Hello everyone. I am sorry I’ve not been on here recently, and in many ways I feel a little guilty about it. But I hope those that check in every now and then, and those that are regulars, are coping well as they can with the world we live in, and that you are all safe and well, and so are your family and friends. I know that can’t be the case for everyone, but fingers crossed that it is.
I have a confession to make. You may already know it. I do not miss cricket one bit. Not at all. Cricket isn’t on its own in that. I don’t miss football. I don’t miss baseball. I don’t miss F1, the NBA, the Masters, the Grand National. I will not miss Euro 2020 not being played. I won’t miss the Olympics. I love all those things, I have been a sports nut ever since Mum and Dad taught me to read by using the back pages of the newspapers. I don’t miss them for a variety of reasons. At this moment I don’t care who wins. At this moment I am not bothered by gossip, rumour, or even how bloody awful the ECB is, and given Harrison’s open mouth talk nonsense effort this week, they haven’t changed. I don’t want footballers, cricketers, rugby players, athletes to contract a disease that is communicable by asymptomatic people. To themselves, to their loved ones to those they may meet in the shops at the wrong time and the wrong place. Sport is not important right now. Be wary of those telling you it is.

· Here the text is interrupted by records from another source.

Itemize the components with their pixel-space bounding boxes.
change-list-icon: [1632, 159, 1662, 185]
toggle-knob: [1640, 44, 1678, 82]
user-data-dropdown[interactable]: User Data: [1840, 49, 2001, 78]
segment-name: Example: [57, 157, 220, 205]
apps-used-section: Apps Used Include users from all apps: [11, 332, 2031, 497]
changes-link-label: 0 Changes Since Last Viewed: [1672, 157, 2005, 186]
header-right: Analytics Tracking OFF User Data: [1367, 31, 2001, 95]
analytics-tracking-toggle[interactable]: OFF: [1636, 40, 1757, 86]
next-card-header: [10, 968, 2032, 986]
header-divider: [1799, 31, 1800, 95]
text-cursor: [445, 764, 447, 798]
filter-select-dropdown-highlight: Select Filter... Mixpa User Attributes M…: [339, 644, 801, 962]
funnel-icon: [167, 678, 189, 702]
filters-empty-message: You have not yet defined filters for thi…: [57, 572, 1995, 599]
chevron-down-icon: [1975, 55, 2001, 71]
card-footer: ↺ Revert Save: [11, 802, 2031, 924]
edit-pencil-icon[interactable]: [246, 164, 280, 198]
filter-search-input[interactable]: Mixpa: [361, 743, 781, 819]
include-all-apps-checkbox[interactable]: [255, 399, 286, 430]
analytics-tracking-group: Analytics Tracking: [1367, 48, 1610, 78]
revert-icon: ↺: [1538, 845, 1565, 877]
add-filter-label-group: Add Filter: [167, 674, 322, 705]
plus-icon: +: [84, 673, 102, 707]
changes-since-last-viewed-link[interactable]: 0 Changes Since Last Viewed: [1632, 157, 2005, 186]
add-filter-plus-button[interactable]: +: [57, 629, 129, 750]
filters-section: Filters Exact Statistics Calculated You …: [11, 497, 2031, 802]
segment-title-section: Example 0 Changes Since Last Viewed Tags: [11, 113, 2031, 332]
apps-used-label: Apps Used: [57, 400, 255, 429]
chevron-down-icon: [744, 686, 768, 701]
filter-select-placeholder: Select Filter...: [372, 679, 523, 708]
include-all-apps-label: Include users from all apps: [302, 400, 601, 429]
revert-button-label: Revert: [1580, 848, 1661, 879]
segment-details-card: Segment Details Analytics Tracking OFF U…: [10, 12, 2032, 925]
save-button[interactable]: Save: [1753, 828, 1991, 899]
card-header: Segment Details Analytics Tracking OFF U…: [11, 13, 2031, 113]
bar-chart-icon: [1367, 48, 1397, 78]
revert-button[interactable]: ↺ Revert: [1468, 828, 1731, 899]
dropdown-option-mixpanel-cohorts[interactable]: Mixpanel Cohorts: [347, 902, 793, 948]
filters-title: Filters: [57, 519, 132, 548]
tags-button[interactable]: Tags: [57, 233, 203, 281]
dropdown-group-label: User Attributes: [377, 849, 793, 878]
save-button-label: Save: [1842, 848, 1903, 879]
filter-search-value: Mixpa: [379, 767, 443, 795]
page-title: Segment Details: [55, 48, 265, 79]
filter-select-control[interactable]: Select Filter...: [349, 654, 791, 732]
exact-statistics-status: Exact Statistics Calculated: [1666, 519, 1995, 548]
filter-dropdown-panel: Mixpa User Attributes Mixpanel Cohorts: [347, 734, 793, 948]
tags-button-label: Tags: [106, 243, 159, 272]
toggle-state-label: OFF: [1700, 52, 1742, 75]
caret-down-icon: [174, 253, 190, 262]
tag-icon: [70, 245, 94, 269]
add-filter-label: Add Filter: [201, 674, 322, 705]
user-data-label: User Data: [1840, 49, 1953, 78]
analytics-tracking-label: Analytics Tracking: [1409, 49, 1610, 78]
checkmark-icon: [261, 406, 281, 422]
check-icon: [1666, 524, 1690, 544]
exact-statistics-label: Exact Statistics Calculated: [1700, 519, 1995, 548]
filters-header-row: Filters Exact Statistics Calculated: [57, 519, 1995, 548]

Let’s take some of the suggestions for cricket. You quarantine a load of players in advance of a game to ensure they don’t have it. You lock them in isolation during a test, or a series, and then, at the end, you probably quarantine them again. Now, where do you sign up for that experience of a lifetime? That’s then got to be played in front of empty stadia – remember how we are always reminded that the county championship is no good because it attracts no-one and has no atmosphere? – and here we are only, only talking about elite level, which as Izzy Westbury suggested in her Twitter thread, quite often means “not women”. Then what will we have. A spectacle played to no-one, so that we at home can content ourselves that we are slowly getting back to normal, and the betting industry can pray on those even more vulnerable than they were before. The cynicism of this is blinding. You think they are doing this for their furloughed staff and low-paid ancillary staff. I’ve got some disinfectant as a cure to sell you if you do.
I think for cricket the break will do me good. The whole sport is a treadmill, and a break for players, even in these horrific circumstances, will mean we will love it more, hopefully, when it comes back. Cricket had become mundane, routine. A meaningless test series, usually, but not always, won by the home team followed another. There’s a T20 tournament for someone with an in-demand skill to tide themselves over in some location in the world if the mood is right. An ODI here, another one there. It was such that running a blog commenting on the game was becoming a massive chore. In its absence I have done other things, found filling my time not difficult at all, looking back at great sport and enjoying it again (I think Sky Sports Cricket should be doing more, much more, of that), and also reading, listening to music, watching TV series, and writing, still. I am doing that on my own blog, and if you haven’t read it yet, I am keeping a diary throughout the lockdown. It can be found here – Seven and Seven Eighths II– and it is my hat size.
The guys are doing superb work on Twitter, so please carry on supporting us. We have never been as presumptuous to say we are the voice of the fans, but we are a voice, well four voices as authors and we cover a lot of bases. I gave up Twitter for lent, and found it thoroughly lovely. In fact, I am not actually sure why I returned.
Mentally, for me, it has been tough, but I know a lot of people are a lot more worse off than me. Cricket has been rendered irrelevant by the vast numbers dying, and the fear and trepidation I feel as one of those with the anaesthetised but Orwellian concept of “an underlying medical condition” as if I am someone who should just accept my fate should it come my way because in some shape or form, I deserve it. I’d rather not, thank you. That means you won’t be seeing me at any event any time soon. You can never eliminate risk, but you can do your part to minimise it. That means steering away from the copious amount of ocean going idiots I come across in the park every day when I’m walking Teddy. Stay safe.
One thing on my list is to collate all my cricket recordings in one place. I have loads. I have the entire 2010-11 Ashes series in its entirety. It doesn’t feel bad watching Cook then. I have so much I can do that I’m not bored, and that’s great. I am lucky that my job can be done from home, so I am ok there too. I worry about others. A great friend of mine lost her mum this week (not sure it was of the virus) but she can’t have a funeral as the family would have liked, and how that impacts mentally I don’t know. In all of this, setting up matches in Abu Dhabi to satisfy TV companies and betting outlets seems irrelevant, and even a little distasteful to me. But that’s me. Others can have their views.
Stay safe and well everyone. Let’s dream of the day we can get back to watching sport in safety and for the right reasons. It’s what, I think, we all love.